Türkiye’de doğum ve babalık izinlerinin uzatılmasına yönelik bir kanun teklifinin önümüzdeki dönemde Meclis gündemine gelmesi bekleniyor.
Aile ve Sosyal Hizmetler Bakanı Mahinur Özdemir Göktaş, hem kamu hem de özel sektörde çalışanlar için doğum izninin 16 haftadan 24 haftaya, babalık izninin ise 10 güne çıkarılmasının planlandığını açıkladı.

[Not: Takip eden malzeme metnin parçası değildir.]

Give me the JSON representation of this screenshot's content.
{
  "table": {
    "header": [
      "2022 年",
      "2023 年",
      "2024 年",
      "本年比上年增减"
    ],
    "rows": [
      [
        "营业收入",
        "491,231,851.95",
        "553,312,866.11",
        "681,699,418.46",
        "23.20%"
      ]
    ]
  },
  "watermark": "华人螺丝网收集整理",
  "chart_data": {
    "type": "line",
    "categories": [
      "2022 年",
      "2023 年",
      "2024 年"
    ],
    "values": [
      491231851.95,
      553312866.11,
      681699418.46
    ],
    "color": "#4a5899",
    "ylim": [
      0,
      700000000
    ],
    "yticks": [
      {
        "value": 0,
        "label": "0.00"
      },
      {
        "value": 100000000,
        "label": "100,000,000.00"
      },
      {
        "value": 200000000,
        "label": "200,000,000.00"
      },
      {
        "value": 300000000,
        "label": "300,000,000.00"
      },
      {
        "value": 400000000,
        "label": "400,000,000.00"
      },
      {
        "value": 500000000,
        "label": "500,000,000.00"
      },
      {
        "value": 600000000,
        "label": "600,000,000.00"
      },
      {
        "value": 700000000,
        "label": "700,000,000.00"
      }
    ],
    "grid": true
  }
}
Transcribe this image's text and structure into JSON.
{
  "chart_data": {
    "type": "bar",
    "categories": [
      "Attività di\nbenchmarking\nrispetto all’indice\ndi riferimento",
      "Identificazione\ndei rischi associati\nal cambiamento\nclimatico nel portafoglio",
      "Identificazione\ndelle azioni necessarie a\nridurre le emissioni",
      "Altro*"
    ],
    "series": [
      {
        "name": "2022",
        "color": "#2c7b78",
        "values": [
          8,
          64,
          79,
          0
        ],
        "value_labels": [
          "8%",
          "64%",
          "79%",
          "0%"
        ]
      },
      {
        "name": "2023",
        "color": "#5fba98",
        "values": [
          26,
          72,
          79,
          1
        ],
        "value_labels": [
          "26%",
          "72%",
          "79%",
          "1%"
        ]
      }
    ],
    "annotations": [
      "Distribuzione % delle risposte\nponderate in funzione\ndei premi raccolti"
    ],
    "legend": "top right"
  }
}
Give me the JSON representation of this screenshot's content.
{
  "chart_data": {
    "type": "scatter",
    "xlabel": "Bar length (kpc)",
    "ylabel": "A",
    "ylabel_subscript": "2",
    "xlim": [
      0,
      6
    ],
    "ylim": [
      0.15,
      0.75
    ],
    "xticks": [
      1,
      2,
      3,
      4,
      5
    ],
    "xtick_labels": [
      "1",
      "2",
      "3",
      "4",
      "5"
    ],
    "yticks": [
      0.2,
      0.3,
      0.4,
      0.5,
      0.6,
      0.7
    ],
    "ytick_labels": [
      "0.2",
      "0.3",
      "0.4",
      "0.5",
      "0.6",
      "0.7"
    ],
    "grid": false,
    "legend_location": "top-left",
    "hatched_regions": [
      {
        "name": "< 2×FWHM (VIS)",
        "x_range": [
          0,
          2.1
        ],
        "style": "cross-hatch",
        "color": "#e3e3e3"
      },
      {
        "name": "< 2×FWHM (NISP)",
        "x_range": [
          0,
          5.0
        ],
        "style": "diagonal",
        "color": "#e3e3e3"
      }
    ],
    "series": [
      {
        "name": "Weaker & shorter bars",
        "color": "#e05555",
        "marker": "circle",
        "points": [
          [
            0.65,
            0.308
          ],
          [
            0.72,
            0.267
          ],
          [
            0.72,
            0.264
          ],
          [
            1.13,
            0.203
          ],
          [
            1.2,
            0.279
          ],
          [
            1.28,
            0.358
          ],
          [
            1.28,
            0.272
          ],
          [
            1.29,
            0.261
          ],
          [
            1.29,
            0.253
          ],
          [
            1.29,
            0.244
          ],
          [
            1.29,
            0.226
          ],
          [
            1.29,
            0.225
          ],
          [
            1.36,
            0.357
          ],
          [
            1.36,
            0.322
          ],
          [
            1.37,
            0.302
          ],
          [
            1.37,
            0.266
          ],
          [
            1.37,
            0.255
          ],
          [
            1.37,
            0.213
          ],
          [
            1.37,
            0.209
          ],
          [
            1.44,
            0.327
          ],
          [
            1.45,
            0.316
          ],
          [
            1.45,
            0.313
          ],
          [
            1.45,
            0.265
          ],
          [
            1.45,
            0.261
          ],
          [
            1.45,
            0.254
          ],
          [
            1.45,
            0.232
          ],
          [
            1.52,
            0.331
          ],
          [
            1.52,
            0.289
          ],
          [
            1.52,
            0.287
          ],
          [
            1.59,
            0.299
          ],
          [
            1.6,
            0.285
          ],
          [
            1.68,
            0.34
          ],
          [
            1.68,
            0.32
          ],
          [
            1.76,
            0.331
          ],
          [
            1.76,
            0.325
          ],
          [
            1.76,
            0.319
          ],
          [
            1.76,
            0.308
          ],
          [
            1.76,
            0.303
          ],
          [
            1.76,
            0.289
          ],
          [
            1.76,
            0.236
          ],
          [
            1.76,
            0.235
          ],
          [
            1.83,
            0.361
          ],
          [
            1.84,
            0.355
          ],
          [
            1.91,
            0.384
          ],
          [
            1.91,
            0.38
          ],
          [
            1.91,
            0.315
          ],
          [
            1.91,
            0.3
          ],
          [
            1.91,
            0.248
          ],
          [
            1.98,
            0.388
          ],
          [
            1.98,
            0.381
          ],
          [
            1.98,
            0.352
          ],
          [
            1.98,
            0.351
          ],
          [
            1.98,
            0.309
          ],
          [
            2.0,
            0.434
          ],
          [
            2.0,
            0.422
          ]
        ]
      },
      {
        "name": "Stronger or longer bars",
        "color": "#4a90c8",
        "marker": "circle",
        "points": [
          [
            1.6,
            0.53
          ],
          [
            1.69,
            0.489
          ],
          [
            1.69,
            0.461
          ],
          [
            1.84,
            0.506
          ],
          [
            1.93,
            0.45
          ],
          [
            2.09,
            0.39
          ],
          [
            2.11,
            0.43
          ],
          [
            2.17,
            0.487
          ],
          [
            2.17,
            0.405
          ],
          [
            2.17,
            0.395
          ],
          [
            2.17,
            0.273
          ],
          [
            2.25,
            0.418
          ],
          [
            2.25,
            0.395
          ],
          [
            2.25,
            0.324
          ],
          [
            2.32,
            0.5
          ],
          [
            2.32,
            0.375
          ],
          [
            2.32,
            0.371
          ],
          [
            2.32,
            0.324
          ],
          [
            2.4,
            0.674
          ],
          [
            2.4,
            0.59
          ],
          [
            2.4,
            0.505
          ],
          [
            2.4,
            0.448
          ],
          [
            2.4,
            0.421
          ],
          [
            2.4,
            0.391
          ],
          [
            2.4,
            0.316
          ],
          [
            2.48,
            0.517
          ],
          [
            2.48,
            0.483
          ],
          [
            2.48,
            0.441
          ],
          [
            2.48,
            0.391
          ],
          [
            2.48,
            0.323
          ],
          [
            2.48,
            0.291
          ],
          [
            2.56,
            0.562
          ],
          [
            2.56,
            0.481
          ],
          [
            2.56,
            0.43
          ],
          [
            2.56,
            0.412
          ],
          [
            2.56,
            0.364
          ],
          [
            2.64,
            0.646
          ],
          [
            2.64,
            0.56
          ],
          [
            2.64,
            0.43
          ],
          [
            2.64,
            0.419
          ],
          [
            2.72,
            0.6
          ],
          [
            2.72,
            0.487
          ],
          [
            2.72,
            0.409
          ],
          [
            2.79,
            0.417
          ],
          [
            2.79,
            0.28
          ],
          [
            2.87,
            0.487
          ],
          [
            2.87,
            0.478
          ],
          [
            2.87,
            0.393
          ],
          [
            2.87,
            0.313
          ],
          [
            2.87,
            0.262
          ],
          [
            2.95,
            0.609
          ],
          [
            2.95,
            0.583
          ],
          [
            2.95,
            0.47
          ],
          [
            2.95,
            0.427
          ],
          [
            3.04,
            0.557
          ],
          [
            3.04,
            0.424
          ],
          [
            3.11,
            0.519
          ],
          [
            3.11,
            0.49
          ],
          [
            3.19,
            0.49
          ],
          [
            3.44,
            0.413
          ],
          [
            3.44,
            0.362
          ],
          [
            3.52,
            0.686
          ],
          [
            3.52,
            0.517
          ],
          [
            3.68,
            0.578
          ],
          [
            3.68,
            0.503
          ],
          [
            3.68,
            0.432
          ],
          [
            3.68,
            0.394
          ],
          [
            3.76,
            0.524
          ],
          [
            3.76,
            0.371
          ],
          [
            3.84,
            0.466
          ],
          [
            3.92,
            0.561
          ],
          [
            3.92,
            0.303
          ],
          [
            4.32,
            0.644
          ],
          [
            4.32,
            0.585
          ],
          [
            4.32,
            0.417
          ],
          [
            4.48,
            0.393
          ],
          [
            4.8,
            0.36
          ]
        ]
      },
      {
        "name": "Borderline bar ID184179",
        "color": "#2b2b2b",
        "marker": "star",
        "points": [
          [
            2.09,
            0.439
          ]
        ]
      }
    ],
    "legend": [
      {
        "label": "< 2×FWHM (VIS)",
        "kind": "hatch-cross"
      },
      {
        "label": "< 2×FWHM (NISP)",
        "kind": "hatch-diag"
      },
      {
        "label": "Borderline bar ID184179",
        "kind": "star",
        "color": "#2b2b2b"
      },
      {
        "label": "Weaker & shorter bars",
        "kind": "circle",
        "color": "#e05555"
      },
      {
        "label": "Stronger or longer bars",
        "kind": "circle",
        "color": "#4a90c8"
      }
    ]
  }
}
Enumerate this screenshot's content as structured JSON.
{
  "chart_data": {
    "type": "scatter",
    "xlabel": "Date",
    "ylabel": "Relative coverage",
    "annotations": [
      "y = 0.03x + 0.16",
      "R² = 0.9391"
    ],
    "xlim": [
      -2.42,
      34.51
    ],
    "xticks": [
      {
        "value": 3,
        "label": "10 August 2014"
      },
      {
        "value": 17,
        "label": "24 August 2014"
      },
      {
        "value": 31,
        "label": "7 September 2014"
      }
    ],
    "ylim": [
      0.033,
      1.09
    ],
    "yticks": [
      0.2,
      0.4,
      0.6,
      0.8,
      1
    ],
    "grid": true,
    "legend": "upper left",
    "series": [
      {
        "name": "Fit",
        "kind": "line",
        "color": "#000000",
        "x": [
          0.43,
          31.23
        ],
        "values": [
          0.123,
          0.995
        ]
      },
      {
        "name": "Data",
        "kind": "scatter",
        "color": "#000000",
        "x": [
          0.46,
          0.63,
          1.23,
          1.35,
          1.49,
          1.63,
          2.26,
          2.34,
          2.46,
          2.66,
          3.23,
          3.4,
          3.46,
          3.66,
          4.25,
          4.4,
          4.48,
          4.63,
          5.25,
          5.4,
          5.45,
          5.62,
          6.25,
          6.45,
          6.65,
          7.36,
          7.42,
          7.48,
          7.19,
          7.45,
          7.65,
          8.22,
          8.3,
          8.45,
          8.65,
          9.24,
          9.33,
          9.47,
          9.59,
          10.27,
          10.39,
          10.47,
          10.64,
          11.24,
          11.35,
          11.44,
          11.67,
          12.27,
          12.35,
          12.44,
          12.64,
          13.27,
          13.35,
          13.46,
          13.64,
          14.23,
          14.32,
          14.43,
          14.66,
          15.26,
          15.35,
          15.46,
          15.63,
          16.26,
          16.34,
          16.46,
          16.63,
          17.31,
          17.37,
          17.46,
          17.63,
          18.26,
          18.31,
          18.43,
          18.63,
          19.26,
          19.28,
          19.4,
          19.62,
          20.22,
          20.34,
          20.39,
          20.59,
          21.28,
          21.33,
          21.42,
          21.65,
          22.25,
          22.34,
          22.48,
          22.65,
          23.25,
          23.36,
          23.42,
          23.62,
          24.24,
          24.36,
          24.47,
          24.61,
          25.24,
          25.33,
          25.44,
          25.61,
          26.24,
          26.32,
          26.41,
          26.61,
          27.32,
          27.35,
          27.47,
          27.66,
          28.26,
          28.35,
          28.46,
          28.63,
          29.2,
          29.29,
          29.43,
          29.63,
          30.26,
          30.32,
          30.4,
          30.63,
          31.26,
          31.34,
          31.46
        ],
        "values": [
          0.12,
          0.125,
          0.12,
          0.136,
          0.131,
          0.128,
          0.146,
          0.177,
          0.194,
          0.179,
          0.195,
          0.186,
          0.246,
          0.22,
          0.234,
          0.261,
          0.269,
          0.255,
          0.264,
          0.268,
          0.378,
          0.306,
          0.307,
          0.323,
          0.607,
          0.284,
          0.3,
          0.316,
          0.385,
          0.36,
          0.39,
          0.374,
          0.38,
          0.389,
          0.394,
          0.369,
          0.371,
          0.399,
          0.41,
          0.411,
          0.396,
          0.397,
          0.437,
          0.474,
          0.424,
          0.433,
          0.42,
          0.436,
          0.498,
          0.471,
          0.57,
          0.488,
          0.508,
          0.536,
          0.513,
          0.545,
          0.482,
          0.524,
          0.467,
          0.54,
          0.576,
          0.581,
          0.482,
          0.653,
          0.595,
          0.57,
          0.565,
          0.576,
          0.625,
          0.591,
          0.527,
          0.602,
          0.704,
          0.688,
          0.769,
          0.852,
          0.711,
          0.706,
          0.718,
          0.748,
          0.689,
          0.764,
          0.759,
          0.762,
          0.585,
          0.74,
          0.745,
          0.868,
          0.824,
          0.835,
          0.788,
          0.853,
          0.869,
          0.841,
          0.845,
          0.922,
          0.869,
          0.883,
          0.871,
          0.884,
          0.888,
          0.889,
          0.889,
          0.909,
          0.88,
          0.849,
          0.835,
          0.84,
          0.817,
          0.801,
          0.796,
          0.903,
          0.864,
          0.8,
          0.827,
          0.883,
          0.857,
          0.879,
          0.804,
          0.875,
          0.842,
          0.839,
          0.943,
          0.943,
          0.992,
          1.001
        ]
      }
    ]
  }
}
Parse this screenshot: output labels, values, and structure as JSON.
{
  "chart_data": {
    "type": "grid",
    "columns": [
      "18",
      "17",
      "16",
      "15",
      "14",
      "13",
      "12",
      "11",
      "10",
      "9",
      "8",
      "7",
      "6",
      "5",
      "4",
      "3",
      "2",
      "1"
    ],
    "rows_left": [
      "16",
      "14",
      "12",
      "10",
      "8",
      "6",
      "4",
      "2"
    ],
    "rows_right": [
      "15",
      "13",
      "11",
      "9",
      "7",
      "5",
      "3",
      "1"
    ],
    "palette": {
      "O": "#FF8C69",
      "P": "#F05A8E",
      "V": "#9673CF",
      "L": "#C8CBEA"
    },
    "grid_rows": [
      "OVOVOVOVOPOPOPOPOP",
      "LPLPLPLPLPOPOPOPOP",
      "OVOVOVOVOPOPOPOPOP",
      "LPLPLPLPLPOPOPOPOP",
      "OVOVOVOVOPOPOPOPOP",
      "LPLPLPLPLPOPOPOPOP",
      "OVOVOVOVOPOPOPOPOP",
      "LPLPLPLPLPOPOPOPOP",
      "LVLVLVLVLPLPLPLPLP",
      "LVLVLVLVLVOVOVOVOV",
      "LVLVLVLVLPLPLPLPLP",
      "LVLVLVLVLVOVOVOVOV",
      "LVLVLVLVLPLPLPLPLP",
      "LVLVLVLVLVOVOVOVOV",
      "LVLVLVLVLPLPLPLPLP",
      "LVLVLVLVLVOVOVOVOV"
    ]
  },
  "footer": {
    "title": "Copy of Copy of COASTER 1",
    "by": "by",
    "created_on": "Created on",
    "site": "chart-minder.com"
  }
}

Göktaş, Türkiye Büyük Millet Meclisi (TBMM) Genel Kurulu’nda bakanlığının 2026 bütçesine ilişkin sunumunda, hükümetin aile politikaları kapsamında “aile dostu bir ekosistem” oluşturmayı hedeflediğini söyledi. Bu çerçevede 2025’in “Aile Yılı” ilan edildiğini hatırlatan Göktaş, doğum yardımları, gençlere yönelik destekler ve çocuk bakım hizmetlerinin yaygınlaştırılmasının öncelikli alanlar arasında yer aldığını ifade etti.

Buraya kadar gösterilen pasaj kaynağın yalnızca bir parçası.